Long gone are the days when he was a subordinate to the likes of Cristiano Ronaldo and even perhaps Gareth Bale for a time. In his 14th season now at Madrid, Benzema is the great survivor, the man who rises to the big occasions.
He came off in the 88th minute of this game to a standing ovation, having got the better of rival number nine Robert Lewandowski, whose Clasico debut was one to forget.
Barcelona's thumping win at this stadium was a curio in Madrid's 2021-22 season and rightly treated as such. With Benzema ruled out by a leg injury, Carlo Ancelotti deployed Luka Modric in a false nine position to which he was spectacularly ill-suited, and Barcelona ran the hosts ragged, Pierre-Emerick Aubameyang scoring twice in the rout.
El Clasico has not been Benzema's most productive fixture, and it has been the Frenchman's longevity as much as anything that means only Lionel Messi has had more goal involvements in such matches during the 21st century. Messi had 40 (26 goals and 14 assists), and Benzema now has 21 (12 goals and nine assists).
In LaLiga, Benzema had played in 25 of these games before Sunday's encounter, winning only eight (D5 L12) and scoring just seven goals – including just one goal since April 2016.
Considering his overall record for Madrid showed Benzema hitting 327 goals in 614 games, this represented a disappointing tally.
LaLiga newcomer Lewandowski, meanwhile, could point to six goals in eight games on Champions League duty against Madrid, four of those coming for Borussia Dortmund in the first leg of the 2012-13 semi-final. Nobody has scored more against Madrid in the history of that competition.
Would this be a shoot-out between Benzema and Lewandowski? If so, first blood went to Benzema. Toni Kroos, being grappled with by Sergio Busquets, prodded the ball into space for Vinicius Junior down the left, and the Brazilian's acceleration took him clear of the Barcelona backline.
Four Barcelona defenders gave desperate chase, and when Ter Stegen palmed away the winger's shot, it ran only as far as the unattended Benzema.

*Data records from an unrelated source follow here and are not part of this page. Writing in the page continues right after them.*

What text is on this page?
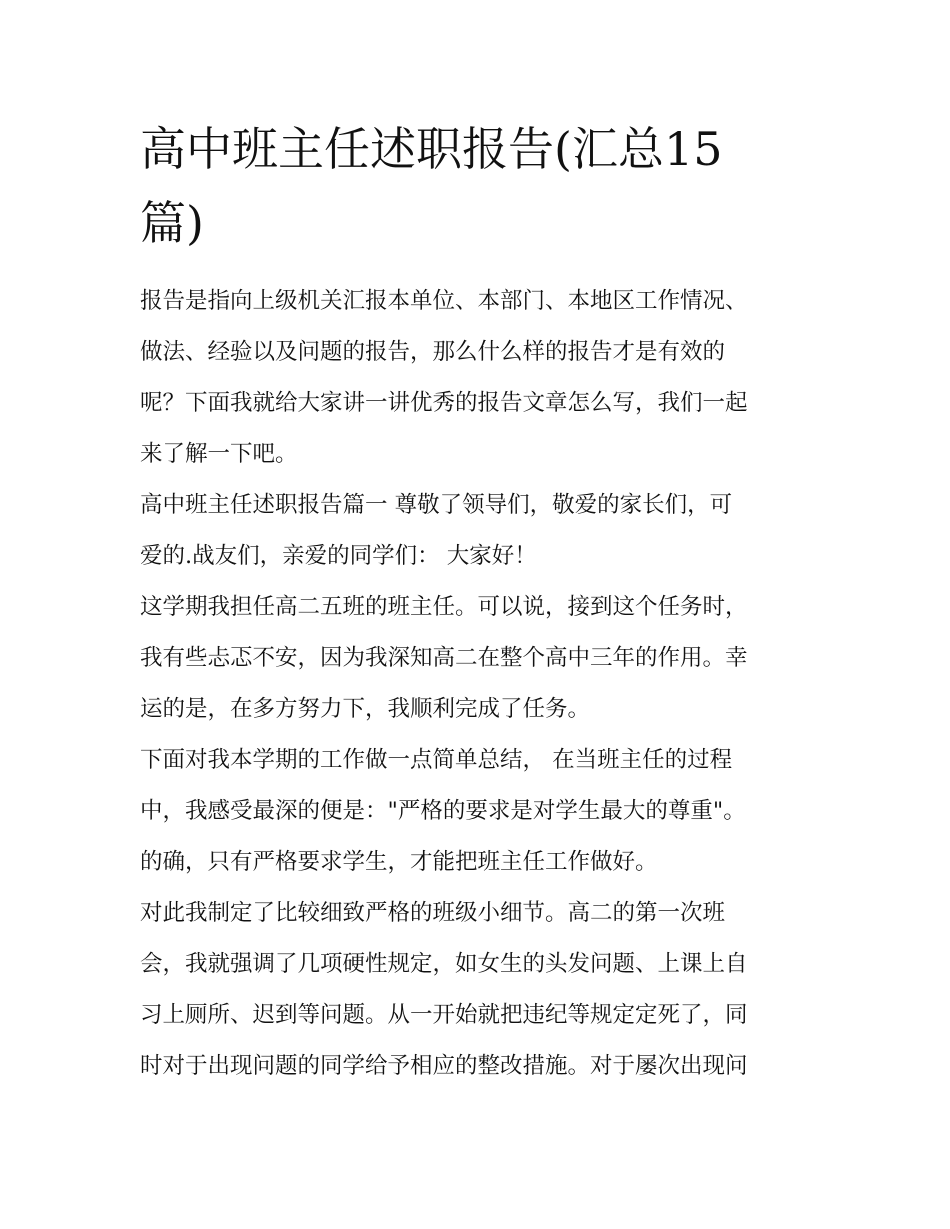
高中班主任述职报告(汇总15
篇)
报告是指向上级机关汇报本单位、本部门、本地区工作情况、
做法、经验以及问题的报告，那么什么样的报告才是有效的
呢？下面我就给大家讲一讲优秀的报告文章怎么写，我们一起
来了解一下吧。
高中班主任述职报告篇一 尊敬了领导们，敬爱的家长们，可
爱的.战友们，亲爱的同学们： 大家好！
这学期我担任高二五班的班主任。可以说，接到这个任务时，
我有些忐忑不安，因为我深知高二在整个高中三年的作用。幸
运的是，在多方努力下，我顺利完成了任务。
下面对我本学期的工作做一点简单总结， 在当班主任的过程
中，我感受最深的便是："严格的要求是对学生最大的尊重"。
的确，只有严格要求学生，才能把班主任工作做好。
对此我制定了比较细致严格的班级小细节。高二的第一次班
会，我就强调了几项硬性规定，如女生的头发问题、上课上自
习上厕所、迟到等问题。从一开始就把违纪等规定定死了，同
时对于出现问题的同学给予相应的整改措施。对于屡次出现问
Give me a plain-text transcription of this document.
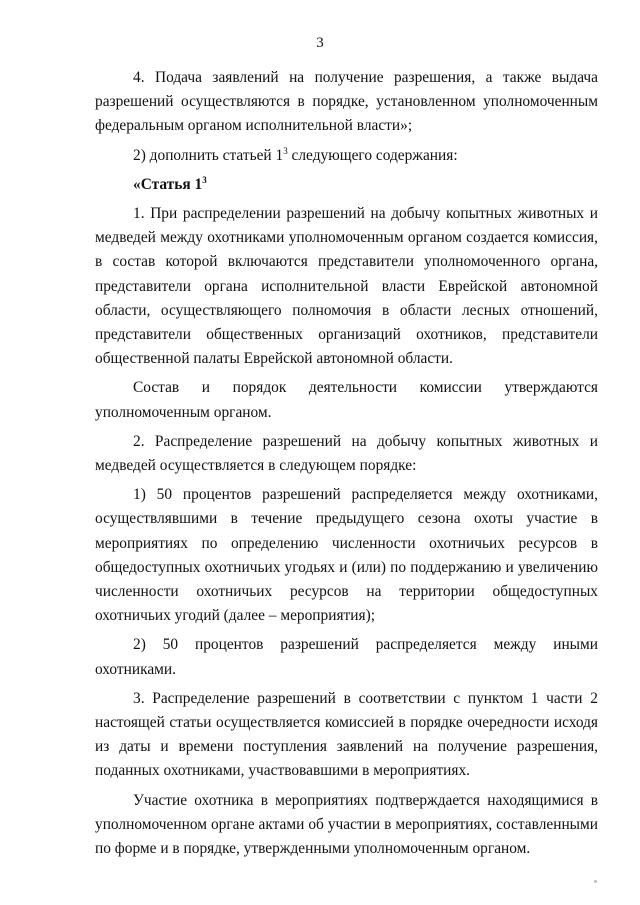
3

4. Подача заявлений на получение разрешения, а также выдача разрешений осуществляются в порядке, установленном уполномоченным федеральным органом исполнительной власти»;

2) дополнить статьей $1^3$ следующего содержания:

«Статья $1^3$

1. При распределении разрешений на добычу копытных животных и медведей между охотниками уполномоченным органом создается комиссия, в состав которой включаются представители уполномоченного органа, представители органа исполнительной власти Еврейской автономной области, осуществляющего полномочия в области лесных отношений, представители общественных организаций охотников, представители общественной палаты Еврейской автономной области.

Состав и порядок деятельности комиссии утверждаются уполномоченным органом.

2. Распределение разрешений на добычу копытных животных и медведей осуществляется в следующем порядке:

1) 50 процентов разрешений распределяется между охотниками, осуществлявшими в течение предыдущего сезона охоты участие в мероприятиях по определению численности охотничьих ресурсов в общедоступных охотничьих угодьях и (или) по поддержанию и увеличению численности охотничьих ресурсов на территории общедоступных охотничьих угодий (далее – мероприятия);

2) 50 процентов разрешений распределяется между иными охотниками.

3. Распределение разрешений в соответствии с пунктом 1 части 2 настоящей статьи осуществляется комиссией в порядке очередности исходя из даты и времени поступления заявлений на получение разрешения, поданных охотниками, участвовавшими в мероприятиях.

Участие охотника в мероприятиях подтверждается находящимися в уполномоченном органе актами об участии в мероприятиях, составленными по форме и в порядке, утвержденными уполномоченным органом.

He had skilfully held his run, and from 12 yards side-footed through that thicket of defenders, who had all but forgotten about him.
Benzema tore away towards the corner flag, kissing the badge on his shirt, arms open wide, a familiar pose in these parts.
Barcelona had conceded just once in their opening eight LaLiga games. Here they were up against it, yet they should have been level in the 25th minute when Raphinha's low ball across goal from the right was scooped over by a stretching Lewandowski at the far post.
It was quite some miss, particularly by the standards of the man who scored 50 goals for Bayern Munich last term.
Madrid's second goal came in the 35th minute and was rather splendid, Federico Valverde slamming into the bottom-left corner from 20 yards for his fourth goal of the season, the most he has managed in a single LaLiga campaign.
Barcelona had twice as many shots as Madrid in the first half (8-4) and 62.3 per cent of possession, but they trailed 3-2 in attempts on target – and by two clear goals.
All the passing accuracy in the world is no assurance of goals (Barca led this metric in the first half too – 91.8 per cent to Madrid's 84.4).
Benzema thought he had added a third for Madrid when he struck in style early in the second half, but he had strayed offside before receiving the ball.
Barcelona had plenty of chances (they finished the game 2.26 to 1.44 ahead on expected goals), and Lewandowski had a strong case for a penalty in the 74th minute when Dani Carvajal barged him over, but that did not even go to a VAR check.
Finally, Barca got a goal when Ferran Torres tucked in from close range in the 83rd minute, but hopes of a point were scotched in stoppage time when Rodrygo's penalty, after Eric Garcia trod on his toes, wrapped up the home win.
Benzema by then had a comfortable seat at pitchside, resting up before heading off for what should be a coronation at the Theatre du Chatelet in his home capital city.
Barcelona's unbeaten start in LaLiga is over, and they face likely Champions League elimination before the World Cup rolls around.
This is sweet music to Madrid ears, Benzema conducting the orchestra with aplomb once again.